Сухарь в кулаке отца хрустнул.

Впервые за весь вечер подала голос мама:

– Чтобы мальчишка так разговаривал с заслуженным пожилым человеком! Ну и молодежь!

Павлик прервал себя на полуслове и хлопнул дверью…

Я была очень оскорблена за родителей, и помирились мы не скоро.

– Ну зачем ты начал этот разговор? – спросила я, когда мы наконец снова встретились.

Павлик озорно засмеялся, повернул меня к себе и вдруг поцеловал так, как никогда раньше не целовал…

Всю ночь мы прошатались по улицам, а к утру вдруг решили ехать в Аркадию купаться…

Я потом много думала о споре Павлика с отцом, тем более что отец тоже то и дело к нему возвращался и говорил о Павлике с неприязнью. Я считала, что это главным образом столкновение самолюбий – он болезненно самолюбив, мой отец! Да и по сути была согласна с отцом, а не с Павликом. И наверное, отец с его опытом и пониманием людей нутром чувствовал в Павлике что-то сомнительное. Ко мне же тревога пришла позднее, когда с Павликом стали происходить странные вещи. И я точно знаю день, когда все это началось…




У СТЕПАНА ЛОПАЕТСЯ СТРУНА

Тот зимний вечер был для меня необычным – вечер моего дебюта в театре. Правда, дебют – сказано слишком громко, потому что моя ролюшка была как раз такая, какие в многочисленных старинных театральных анекдотах и историях носят название «кушать подано». И все-таки – первая в жизни роль в первом профессиональном театре. Это что-нибудь да значит!

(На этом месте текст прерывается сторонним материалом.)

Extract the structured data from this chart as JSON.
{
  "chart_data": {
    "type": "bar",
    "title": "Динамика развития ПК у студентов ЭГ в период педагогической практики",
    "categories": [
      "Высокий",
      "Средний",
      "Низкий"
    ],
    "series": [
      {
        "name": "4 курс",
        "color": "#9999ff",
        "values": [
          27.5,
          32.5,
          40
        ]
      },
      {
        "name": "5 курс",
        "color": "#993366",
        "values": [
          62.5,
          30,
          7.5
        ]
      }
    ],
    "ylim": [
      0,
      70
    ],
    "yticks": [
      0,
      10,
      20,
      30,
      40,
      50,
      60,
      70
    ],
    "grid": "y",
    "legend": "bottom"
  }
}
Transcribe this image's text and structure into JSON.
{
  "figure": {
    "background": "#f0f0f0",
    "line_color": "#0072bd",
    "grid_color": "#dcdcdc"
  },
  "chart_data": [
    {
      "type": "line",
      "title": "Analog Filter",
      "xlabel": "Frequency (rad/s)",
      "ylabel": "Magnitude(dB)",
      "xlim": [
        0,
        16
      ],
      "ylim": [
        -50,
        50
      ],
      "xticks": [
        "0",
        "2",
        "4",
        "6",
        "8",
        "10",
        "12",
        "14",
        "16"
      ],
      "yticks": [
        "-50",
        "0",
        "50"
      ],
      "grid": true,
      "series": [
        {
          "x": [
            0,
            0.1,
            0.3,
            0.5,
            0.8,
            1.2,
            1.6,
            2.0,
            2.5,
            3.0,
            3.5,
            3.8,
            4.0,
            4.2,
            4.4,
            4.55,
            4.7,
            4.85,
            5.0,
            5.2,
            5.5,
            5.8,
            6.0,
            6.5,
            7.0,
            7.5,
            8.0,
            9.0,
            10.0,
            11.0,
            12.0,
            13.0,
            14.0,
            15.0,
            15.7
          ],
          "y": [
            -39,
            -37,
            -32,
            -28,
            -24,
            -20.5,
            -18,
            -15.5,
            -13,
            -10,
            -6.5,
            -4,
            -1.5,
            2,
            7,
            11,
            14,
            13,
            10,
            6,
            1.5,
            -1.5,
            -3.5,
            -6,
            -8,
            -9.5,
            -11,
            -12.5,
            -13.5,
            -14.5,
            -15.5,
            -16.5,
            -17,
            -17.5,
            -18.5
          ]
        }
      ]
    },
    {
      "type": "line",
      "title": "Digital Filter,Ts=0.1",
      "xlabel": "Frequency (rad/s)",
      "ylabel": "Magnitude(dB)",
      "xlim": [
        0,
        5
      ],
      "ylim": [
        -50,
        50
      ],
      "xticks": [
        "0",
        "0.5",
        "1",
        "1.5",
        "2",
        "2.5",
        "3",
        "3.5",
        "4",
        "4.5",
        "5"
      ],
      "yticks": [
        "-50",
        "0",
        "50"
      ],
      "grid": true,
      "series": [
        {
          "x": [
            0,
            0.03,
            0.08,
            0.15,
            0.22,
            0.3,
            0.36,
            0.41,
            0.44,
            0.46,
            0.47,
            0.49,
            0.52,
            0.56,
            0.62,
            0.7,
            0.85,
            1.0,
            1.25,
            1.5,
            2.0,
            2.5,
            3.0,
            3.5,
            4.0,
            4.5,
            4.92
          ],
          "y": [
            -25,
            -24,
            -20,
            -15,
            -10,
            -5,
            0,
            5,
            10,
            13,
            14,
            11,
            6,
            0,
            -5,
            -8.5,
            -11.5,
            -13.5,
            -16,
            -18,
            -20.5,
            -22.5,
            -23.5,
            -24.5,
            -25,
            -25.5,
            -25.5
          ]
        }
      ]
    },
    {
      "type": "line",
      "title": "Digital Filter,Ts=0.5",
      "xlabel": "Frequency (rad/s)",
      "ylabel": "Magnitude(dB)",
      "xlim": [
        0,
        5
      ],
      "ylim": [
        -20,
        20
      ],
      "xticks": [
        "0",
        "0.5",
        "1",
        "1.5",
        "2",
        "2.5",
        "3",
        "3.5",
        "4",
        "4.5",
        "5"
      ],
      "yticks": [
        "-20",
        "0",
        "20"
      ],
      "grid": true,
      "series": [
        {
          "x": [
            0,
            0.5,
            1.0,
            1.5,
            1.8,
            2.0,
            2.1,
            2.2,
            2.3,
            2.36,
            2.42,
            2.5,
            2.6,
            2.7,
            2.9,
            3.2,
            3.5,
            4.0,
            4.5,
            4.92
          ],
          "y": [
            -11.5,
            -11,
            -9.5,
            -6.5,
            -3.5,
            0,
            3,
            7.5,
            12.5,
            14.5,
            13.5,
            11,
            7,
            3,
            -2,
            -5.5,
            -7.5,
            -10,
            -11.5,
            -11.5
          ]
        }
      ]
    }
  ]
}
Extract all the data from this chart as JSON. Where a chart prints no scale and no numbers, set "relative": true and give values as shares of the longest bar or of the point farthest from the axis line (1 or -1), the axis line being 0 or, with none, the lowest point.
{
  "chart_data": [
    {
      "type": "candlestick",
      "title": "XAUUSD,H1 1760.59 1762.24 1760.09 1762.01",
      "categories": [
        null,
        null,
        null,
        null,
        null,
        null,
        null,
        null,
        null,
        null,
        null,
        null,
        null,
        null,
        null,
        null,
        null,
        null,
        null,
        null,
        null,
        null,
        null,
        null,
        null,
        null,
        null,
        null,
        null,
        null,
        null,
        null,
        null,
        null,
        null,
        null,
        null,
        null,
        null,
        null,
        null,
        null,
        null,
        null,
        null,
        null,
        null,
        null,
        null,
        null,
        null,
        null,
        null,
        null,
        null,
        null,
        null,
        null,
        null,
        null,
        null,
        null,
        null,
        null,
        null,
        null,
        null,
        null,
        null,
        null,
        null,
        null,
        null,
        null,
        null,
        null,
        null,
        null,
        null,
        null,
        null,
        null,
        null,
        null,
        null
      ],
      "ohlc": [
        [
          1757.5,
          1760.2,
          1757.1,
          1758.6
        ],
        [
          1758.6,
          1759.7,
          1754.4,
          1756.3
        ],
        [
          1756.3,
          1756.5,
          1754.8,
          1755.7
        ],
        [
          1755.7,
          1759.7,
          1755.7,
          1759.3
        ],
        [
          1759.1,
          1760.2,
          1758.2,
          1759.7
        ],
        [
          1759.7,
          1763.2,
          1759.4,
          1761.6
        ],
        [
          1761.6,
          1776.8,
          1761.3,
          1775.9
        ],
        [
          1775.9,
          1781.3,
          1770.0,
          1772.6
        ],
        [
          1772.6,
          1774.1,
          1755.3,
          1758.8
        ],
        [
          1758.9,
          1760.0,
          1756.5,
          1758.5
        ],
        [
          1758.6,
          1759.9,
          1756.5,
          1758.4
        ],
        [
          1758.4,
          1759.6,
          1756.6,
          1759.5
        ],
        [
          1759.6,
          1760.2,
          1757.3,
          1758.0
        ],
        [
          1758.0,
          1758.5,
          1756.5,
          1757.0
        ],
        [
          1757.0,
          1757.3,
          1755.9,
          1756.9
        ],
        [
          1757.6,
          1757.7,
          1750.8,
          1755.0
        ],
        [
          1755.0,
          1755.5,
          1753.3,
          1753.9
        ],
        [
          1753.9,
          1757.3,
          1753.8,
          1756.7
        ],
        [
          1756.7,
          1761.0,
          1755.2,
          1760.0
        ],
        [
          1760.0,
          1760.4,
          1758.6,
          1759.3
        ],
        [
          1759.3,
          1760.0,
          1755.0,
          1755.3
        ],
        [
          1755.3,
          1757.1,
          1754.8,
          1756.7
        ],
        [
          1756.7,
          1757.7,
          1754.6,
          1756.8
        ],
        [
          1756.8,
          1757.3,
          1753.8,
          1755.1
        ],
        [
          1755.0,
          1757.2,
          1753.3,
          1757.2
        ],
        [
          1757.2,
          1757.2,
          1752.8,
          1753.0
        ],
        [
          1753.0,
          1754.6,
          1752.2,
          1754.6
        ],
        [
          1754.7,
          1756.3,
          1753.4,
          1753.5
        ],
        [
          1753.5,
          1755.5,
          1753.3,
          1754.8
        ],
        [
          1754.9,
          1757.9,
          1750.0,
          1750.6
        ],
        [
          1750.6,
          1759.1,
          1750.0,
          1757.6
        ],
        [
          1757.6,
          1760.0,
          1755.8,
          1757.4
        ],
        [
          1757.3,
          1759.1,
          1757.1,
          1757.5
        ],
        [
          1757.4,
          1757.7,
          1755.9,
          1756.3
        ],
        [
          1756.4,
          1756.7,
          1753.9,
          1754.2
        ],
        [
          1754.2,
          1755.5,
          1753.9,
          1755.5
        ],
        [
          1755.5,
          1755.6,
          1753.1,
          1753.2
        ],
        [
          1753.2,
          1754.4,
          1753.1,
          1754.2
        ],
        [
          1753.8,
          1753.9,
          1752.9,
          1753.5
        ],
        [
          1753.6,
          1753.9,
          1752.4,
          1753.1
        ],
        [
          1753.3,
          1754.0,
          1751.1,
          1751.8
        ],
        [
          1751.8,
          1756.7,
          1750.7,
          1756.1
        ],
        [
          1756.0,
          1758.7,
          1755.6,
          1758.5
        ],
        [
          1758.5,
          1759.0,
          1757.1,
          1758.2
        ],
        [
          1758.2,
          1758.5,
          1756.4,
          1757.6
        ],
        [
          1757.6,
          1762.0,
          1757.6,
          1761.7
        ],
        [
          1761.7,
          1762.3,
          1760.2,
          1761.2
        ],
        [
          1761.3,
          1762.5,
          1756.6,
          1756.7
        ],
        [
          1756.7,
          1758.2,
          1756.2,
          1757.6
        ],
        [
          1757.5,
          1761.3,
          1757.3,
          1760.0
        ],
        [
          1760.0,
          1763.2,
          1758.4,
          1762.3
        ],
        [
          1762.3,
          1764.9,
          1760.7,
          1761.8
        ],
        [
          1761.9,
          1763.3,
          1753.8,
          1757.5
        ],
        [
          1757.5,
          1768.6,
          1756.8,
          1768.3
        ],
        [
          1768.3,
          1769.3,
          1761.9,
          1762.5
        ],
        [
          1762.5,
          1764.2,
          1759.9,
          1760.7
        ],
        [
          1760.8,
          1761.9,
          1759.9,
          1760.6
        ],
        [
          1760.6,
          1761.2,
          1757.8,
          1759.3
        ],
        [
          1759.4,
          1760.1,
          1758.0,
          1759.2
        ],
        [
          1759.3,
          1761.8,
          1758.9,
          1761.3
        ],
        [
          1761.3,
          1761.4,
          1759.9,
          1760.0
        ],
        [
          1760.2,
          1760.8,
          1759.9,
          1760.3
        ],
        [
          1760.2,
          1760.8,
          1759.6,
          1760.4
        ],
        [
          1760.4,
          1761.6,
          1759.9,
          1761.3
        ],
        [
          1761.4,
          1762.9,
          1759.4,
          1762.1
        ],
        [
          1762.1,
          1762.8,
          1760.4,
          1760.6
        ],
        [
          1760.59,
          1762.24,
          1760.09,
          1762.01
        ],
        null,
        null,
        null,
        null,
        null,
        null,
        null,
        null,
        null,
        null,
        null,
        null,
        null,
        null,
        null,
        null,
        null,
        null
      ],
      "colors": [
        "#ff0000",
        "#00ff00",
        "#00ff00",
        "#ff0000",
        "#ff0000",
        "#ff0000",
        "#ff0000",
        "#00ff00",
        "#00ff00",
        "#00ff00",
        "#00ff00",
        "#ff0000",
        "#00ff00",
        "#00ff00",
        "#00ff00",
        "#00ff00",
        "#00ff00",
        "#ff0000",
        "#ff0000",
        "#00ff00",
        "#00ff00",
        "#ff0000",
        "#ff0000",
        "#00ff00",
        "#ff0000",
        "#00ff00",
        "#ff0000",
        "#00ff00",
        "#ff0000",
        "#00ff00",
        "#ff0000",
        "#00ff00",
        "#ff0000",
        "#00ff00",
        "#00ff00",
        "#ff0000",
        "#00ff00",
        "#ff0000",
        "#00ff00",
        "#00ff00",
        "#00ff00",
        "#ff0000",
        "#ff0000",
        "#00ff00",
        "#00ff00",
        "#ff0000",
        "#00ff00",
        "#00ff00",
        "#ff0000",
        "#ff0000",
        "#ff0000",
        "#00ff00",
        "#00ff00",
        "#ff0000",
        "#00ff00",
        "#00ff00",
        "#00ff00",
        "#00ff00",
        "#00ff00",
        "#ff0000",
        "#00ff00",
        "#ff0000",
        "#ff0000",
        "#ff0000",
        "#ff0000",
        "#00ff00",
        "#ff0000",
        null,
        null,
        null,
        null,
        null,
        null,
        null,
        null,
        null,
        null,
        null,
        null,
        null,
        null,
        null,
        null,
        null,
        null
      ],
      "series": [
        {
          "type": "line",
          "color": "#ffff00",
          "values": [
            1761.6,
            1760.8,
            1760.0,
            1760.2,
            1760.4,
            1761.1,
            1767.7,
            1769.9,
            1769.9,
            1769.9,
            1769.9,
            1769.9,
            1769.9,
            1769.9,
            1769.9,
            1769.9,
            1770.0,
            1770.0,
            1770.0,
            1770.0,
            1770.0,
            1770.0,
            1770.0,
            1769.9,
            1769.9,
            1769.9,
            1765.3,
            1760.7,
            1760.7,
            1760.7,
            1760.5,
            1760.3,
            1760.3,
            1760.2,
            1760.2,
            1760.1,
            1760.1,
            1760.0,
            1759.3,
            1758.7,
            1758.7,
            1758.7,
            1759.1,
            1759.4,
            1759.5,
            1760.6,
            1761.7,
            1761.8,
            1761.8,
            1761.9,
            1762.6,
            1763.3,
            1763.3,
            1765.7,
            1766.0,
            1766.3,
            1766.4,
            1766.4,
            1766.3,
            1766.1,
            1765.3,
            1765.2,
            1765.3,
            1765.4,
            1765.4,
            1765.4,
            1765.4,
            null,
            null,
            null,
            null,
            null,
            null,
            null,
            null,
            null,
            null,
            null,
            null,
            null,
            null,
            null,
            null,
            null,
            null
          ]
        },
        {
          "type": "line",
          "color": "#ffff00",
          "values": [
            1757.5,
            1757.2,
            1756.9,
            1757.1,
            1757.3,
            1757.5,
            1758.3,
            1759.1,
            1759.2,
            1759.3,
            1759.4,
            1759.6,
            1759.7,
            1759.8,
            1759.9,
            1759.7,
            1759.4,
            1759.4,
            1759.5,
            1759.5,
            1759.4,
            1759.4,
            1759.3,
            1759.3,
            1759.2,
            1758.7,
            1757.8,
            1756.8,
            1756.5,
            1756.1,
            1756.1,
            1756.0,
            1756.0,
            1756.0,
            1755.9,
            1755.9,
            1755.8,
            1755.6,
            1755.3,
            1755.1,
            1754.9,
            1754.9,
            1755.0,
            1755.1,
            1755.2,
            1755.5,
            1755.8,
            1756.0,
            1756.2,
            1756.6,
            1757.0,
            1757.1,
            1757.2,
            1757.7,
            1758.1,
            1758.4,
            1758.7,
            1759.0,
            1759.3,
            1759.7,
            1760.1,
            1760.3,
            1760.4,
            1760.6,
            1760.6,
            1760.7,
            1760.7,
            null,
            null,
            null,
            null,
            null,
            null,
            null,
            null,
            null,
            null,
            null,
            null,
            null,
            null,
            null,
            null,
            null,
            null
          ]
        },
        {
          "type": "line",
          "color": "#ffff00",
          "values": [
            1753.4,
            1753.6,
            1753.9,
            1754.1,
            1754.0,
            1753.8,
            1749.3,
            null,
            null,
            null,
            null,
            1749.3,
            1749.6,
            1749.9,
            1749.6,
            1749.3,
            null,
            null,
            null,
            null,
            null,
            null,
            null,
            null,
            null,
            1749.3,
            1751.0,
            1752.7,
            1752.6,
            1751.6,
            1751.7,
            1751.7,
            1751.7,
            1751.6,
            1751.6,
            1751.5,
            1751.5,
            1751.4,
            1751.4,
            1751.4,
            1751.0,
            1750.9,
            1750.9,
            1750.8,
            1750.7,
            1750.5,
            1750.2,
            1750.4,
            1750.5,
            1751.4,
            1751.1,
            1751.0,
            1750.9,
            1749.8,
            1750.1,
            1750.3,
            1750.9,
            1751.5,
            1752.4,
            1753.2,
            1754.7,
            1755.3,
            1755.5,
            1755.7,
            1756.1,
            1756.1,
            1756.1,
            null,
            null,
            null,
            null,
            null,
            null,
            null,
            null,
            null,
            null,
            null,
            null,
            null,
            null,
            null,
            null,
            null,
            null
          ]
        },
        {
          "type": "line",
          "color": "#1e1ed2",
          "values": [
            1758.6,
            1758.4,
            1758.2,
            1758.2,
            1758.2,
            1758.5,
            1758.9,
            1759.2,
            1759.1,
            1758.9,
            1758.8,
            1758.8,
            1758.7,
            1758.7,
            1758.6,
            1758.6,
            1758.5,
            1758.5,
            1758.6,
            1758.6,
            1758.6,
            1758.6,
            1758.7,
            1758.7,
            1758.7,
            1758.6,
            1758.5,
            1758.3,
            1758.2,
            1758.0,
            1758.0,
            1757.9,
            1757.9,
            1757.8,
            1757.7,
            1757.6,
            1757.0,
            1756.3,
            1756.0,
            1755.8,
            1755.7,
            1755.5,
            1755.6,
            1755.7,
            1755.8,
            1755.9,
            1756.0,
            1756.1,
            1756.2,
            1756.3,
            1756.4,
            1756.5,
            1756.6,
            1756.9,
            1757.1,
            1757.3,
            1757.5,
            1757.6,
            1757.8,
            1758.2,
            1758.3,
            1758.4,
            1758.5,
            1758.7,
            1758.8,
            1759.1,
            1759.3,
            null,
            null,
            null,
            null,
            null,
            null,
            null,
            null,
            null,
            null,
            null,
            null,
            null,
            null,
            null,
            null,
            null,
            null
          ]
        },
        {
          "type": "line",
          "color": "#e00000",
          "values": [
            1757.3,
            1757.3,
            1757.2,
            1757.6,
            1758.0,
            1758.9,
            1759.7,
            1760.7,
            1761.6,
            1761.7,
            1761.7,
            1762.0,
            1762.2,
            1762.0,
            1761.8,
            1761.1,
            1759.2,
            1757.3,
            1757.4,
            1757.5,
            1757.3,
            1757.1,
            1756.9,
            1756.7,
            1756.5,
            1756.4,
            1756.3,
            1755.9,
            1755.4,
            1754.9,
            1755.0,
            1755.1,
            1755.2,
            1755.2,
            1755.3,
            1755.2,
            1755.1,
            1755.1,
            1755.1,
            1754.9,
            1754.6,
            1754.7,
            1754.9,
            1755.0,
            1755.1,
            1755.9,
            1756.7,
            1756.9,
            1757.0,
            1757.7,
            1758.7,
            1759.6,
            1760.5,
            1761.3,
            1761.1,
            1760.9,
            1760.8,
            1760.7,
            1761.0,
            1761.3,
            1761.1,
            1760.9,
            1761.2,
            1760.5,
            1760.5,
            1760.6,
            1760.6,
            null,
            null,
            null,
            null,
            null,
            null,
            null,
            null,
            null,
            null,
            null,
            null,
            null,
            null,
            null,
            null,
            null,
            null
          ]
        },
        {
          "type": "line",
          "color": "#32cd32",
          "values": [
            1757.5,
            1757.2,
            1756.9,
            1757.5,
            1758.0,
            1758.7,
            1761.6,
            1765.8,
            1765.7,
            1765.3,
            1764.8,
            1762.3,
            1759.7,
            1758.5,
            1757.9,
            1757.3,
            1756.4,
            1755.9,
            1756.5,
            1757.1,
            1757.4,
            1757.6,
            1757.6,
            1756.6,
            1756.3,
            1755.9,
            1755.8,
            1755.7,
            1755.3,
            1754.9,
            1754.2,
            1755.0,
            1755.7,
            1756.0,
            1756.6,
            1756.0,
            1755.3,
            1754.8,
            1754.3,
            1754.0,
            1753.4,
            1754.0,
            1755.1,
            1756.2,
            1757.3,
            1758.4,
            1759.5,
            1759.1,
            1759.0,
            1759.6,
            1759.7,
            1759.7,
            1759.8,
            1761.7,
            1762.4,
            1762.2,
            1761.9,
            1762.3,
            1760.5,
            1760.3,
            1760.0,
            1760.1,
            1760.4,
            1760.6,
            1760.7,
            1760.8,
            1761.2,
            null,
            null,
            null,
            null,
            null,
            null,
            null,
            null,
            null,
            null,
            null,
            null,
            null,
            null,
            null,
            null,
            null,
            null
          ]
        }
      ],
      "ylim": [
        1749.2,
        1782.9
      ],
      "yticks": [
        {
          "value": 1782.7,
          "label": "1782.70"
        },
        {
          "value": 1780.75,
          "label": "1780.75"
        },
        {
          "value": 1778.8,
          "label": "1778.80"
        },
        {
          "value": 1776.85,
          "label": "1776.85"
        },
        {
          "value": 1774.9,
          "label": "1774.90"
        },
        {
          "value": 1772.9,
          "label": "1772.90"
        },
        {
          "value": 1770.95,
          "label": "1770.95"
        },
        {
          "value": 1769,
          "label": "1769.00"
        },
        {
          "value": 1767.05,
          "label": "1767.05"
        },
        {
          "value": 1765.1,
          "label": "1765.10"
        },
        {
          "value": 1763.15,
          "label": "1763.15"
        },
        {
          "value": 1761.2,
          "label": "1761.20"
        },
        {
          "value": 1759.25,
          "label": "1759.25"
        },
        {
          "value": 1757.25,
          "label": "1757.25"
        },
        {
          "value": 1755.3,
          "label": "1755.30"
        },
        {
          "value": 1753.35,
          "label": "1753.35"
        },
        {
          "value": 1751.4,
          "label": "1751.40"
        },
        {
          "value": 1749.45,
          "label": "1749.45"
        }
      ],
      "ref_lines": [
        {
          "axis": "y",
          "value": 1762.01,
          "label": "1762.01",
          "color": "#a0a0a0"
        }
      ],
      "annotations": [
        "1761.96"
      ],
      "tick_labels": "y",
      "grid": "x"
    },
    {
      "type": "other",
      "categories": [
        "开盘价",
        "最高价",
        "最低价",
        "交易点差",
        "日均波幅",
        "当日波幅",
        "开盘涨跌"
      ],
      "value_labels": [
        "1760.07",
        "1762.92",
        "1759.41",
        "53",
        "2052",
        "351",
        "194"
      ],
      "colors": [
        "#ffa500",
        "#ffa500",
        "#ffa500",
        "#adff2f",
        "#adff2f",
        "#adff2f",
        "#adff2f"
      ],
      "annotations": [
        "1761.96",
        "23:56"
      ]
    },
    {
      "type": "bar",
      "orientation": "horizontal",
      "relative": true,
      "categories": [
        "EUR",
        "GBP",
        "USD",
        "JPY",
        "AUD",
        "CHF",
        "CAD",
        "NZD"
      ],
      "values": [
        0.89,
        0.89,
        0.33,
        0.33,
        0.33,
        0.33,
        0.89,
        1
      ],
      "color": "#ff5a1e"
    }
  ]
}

Я очень волновалась. Пыталась урезониться, напоминала себе, что в училище играла главных героинь, и не без успеха, а о нашем дипломном спектакле «Иркутская история» даже писали газеты. У меня, например, хранится вырезка из «Московского комсомольца»: где рецензент подарил меня такими лестными словами: «Елена Охрименко удивительно органична в роли Вали. Совсем юная актриса легкими, почти акварельными мазками рисует нам такую Валентину, какую мы, возьму на себя смелость утверждать, еще не видели ни в одном театре…» Ну и так далее. И все равно меня била нервная дрожь. А что, если я на сцене забуду свои реплики? Кошмар! Мысль абсолютно дикая, поскольку забывать-то, в сущности, было нечего…

Мне вдруг показалось, что если я сию минуту не увижу Павлика, то обязательно провалюсь, провалюсь, провалюсь, и меня с позором выгонят из театра…

Я кинулась на улицу Пастера, со страхом думая, что не застану его дома. Я взбежала по лестнице, мимо надписи «Элла + Жора = любовь», мимо шеренги почтовых ящиков, запыхавшись, постучала в дверь, за которой джазовый баритон разливался во всю мощь своего чуть хрипловатого голоса. Моего стука в дверь Павлик не услышал. Я тихонько вошла. Он лежал на диване, в тренировочном костюме, с сигаретой в зубах, и слушал магнитофон. И мне сразу стало хорошо, покойно, легко…

– Ты меня любишь? – спросила я, глядя снизу вверх в его потемневшие глаза, не защищенные, как обычно, завеской иронии.

– Ты меня любишь? – очень серьезно спросил и Павлик – это было как эхо…

…Кто-то уверенно постучал и, не ожидая ответа, толкнул дверь. На фоне освещенного прямоугольника возник четкий мужской силуэт.

– Привет, Павлик, – произнес тенорок. – Экономишь электроэнергию?

Вспыхнул свет, и перед нами предстал сосед Павлика – скрипач Степан, высоченный парняга в смокинге и бабочке. Он шагнул в комнату и тут только заметил мою персону.

– Пардон, – непринужденно сказал Степан. – Оказывается, ты не один. Добрый вечер, коллега, – корректно поклонился он мне.

– Какого черта ты вламываешься, как к себе домой? – не церемонясь спросил Павлик.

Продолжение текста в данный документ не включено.